6 · La caresse des lames
Le lendemain matin, une série de bruits stridents réveillèrent Eldria et Dricielle en sursaut. Elles se redressèrent toutes deux avec précipitation et aperçurent bientôt la source de ce boucan matinal. Le soldat blond se tenait à l'entrée de la cellule, dans l'encadrement de la grille ouverte.

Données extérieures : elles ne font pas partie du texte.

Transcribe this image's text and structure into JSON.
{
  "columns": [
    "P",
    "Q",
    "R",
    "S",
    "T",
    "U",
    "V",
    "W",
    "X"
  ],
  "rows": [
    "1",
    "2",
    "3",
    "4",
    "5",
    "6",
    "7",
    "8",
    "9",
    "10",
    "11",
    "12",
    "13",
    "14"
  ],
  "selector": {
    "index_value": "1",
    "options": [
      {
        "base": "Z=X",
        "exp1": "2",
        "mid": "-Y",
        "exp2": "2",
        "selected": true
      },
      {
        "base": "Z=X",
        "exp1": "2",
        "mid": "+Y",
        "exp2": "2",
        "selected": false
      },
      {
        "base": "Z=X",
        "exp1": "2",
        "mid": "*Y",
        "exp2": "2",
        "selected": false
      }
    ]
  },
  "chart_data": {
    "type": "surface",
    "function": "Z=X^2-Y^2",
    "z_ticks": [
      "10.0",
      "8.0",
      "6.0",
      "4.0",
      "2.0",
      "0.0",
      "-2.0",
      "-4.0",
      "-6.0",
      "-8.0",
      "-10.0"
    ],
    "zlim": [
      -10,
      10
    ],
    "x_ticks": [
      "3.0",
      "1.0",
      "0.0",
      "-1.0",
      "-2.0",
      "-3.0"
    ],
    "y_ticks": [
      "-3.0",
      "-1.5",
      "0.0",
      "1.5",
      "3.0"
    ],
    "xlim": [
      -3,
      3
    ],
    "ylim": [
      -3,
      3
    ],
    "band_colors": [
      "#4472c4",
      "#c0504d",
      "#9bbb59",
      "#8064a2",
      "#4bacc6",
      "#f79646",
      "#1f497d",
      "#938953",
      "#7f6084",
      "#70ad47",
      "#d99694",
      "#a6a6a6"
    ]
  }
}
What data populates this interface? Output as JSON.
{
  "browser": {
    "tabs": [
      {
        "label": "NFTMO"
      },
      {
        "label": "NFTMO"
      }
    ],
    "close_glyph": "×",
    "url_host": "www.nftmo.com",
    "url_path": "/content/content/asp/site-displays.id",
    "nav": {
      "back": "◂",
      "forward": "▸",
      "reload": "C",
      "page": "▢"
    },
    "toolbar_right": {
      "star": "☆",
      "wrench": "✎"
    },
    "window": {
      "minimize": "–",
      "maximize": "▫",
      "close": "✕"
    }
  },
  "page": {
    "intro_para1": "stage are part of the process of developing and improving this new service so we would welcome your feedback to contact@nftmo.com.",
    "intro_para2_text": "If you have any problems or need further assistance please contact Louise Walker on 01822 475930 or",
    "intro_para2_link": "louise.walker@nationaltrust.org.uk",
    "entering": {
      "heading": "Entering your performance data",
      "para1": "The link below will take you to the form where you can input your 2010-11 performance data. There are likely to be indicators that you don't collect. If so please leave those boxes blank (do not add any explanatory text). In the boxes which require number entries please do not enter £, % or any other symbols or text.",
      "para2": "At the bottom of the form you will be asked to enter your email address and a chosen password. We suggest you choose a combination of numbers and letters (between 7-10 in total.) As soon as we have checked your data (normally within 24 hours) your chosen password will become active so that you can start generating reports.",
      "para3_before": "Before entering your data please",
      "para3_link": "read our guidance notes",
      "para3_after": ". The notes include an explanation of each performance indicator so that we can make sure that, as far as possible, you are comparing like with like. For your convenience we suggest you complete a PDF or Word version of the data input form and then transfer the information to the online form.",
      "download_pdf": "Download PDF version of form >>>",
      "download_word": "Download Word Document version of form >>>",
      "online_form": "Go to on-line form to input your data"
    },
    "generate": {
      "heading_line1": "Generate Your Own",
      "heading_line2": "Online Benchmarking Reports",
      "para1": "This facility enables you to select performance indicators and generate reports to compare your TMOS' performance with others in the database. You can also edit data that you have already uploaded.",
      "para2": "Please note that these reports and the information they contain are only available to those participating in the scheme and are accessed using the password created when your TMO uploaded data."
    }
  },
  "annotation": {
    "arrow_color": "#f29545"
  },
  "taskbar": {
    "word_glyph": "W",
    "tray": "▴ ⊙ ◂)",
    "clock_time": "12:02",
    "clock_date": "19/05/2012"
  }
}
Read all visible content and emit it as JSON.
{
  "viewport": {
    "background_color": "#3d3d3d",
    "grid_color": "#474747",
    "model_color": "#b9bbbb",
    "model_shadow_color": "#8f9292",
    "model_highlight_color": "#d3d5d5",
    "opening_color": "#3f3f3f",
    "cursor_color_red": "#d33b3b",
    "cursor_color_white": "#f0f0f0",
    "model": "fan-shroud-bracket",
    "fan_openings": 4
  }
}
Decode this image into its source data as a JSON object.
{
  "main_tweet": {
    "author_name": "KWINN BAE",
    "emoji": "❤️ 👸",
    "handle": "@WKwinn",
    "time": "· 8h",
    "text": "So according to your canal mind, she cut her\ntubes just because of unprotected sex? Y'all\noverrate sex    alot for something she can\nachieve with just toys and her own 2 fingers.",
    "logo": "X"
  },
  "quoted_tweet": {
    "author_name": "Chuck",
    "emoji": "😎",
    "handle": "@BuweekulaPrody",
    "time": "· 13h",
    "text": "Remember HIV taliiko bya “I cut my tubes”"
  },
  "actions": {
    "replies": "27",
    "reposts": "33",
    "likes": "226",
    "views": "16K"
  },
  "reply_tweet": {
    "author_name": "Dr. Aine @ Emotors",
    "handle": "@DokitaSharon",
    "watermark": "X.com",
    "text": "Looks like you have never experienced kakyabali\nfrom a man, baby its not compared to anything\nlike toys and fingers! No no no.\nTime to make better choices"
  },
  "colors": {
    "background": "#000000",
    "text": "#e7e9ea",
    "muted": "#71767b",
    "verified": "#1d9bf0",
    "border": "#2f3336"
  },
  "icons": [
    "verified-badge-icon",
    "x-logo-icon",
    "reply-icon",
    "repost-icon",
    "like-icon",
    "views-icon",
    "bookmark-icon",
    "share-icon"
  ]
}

Il était en train d’en marteler les barreaux à l’aide d’une longue matraque, arborant le même sourire malfaisant que la veille.
– Enfin ! lança-t-il en voyant les deux jeunes femmes se lever. Vous avez un sommeil de plomb. Je me demande si je n’aurais pas dû en profiter un peu avant de vous réveiller.
Eldria, les yeux encore embués par le sommeil, lui jeta un regard noir. Puis, inspirée par un courage dont elle ignorait être dotée, elle répondit du tac au tac :
– Pour ça, encore faudrait-il pouvoir contrôler sa précocité.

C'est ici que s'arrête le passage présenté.